La oportunidad de aprender idiomas desde niños

17/03/2020

La afirmación de que los más pequeños de la casa son esponjas a la hora de integrar una segunda lengua, no por oída deja de ser menos cierto. Según los expertos, para que se desarrolle a nivel nativo, se considera necesario que al menos el 20% de la actividad comunicativa real del niño tenga lugar en ese idioma

Aprender inglés desde niños es clave para manejar un segundo idioma de forma tan fluida como nos desenvolvemos en la lengua materna. Son muchos los beneficios cognitivos, académicos y sociales de aprender idiomas extranjeros. Aunque si bien no es tan sencillo como poner a los niños los dibujos en inglés, si que hay padres que realizan un esfuerzo consciente por contribuir a que sus hijos desarrollen de manera natural el aprendizaje de al menos dos idiomas.

En este sentido, los expertos apuntan a que para que se desarrolle a nivel nativo una lengua, se considera necesario que al menos el 20% de la actividad comunicativa real del niño tenga lugar en ese idioma. Por tanto, se trata de que durante al menos el 20% de las cerca de 12 horas que el niño está despierto, reciba estímulos en esa lengua, que serán mucho mayores cuanto más personales e interactivos sean.

En situaciones en las que los padres hablen cada uno un idioma, lo mejor será que lo apliquen a sus hijos.

Así pues, siempre será más efectivo si se comienza a introducir dos lenguas desde el primer momento y no se espera a que se haya aprendido ya un primer idioma, recomendando que esta exposición real sea desde el nacimiento del bebé, para aprovechar al máximo los beneficios de la plasticidad del cerebro.

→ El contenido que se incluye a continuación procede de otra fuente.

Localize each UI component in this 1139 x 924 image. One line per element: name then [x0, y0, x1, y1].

Según Albert Costa, psicólogo y profesor de investigación del Centro para el Cerebro y Cognición de la Universidad Pompeu Fabra (UPF), de Barcelona, además de autor de El cerebro bilingüe. La neurociencia del lengua, «la mera exposición pasiva a una lengua no es demasiado eficaz».

Por tanto, poner a los niños los dibujos en inglés para que vayan escuchando palabras en otro idioma no sirve de mucho, tal y como confirman varios estudios, entre ellos uno realizado en la Universidad de Washington por Patricia K. Kuhl: «la interacción con otras personas resulta esencial para el aprendizaje de fonemas y palabras». Lo mejor será que los niños desarrollen el nuevo idioma hablándolo.

La oportunidad de aprender idiomas desde niños
Métodos para contribuir a desarrollar una segunda lengua

Los más usuales. En este sentido, existen métodos que se pueden llevar a cabo dentro de una familia para que los niños, en la medida de lo posible, vayan adquiriendo esa capacidad de desenvolverse con total normalidad en más de una lengua. Estos son algunos de ellos:

Un padre, un idioma. Se trata de las familias en las que cada uno de los padres domina un idioma diferente. En este caso, los padres que la practican solo hablan a sus hijos en el idioma nativo, tanto dentro como fuera de casa. Hay que tener en cuenta el caso en que la familia vive en un país cuyo idioma es uno de sus idiomas. En este caso, esa lengua se convierte en mayoritaria y lógicamente los niños la van a usar de forma más habitual y la dominarán más rápido.

Idioma minoritario en casa. Este método se emplea cuando los padres y los hijos hablan entre sí dentro de casa el mismo idioma, aunque no sea el nativo de los padres y que es diferente del idioma del lugar donde residen. Este enfoque puede evitar la sensación que tienen muchos padres de que están excluyendo a otros de la interacción con su familia cuando están fuera de casa. También proporciona un marco claro para los niños, el hogar se convierte en el interruptor para cambiar de idioma.

Cambio de residencia. Un traslado laboral de uno de los padres puede ser la salvación para que sus hijos aprendan otro idioma. En este caso, una familia se traslada a un país extranjero y habla el idioma materno de los padres en casa, mientras que los niños aprenden y hablan el idioma de su país de adopción en la escuela o con sus amigos.

Inmersión lingüística. Se trata de la búsqueda de escuelas con idiomas extranjeros en su propio país, donde los hijos aprenden toda la educación reglada en una segunda lengua. Es la forma más común de aprendizaje de otro idioma y se puede complementar con el estudio de módulos en el extranjero.

Clases de idiomas. Para los padres monolingües que ni dominan otra lengua ni tienen la posibilidad de trasladarse a otro país, una forma común, que puede ser complementaria a la inmersión lingüística, es buscar opciones para que interactúen en otra lengua. Algunas opciones son los campamentos de verano, las clases extraescolares, los viajes de estudio al extranjero o a las academias de idiomas.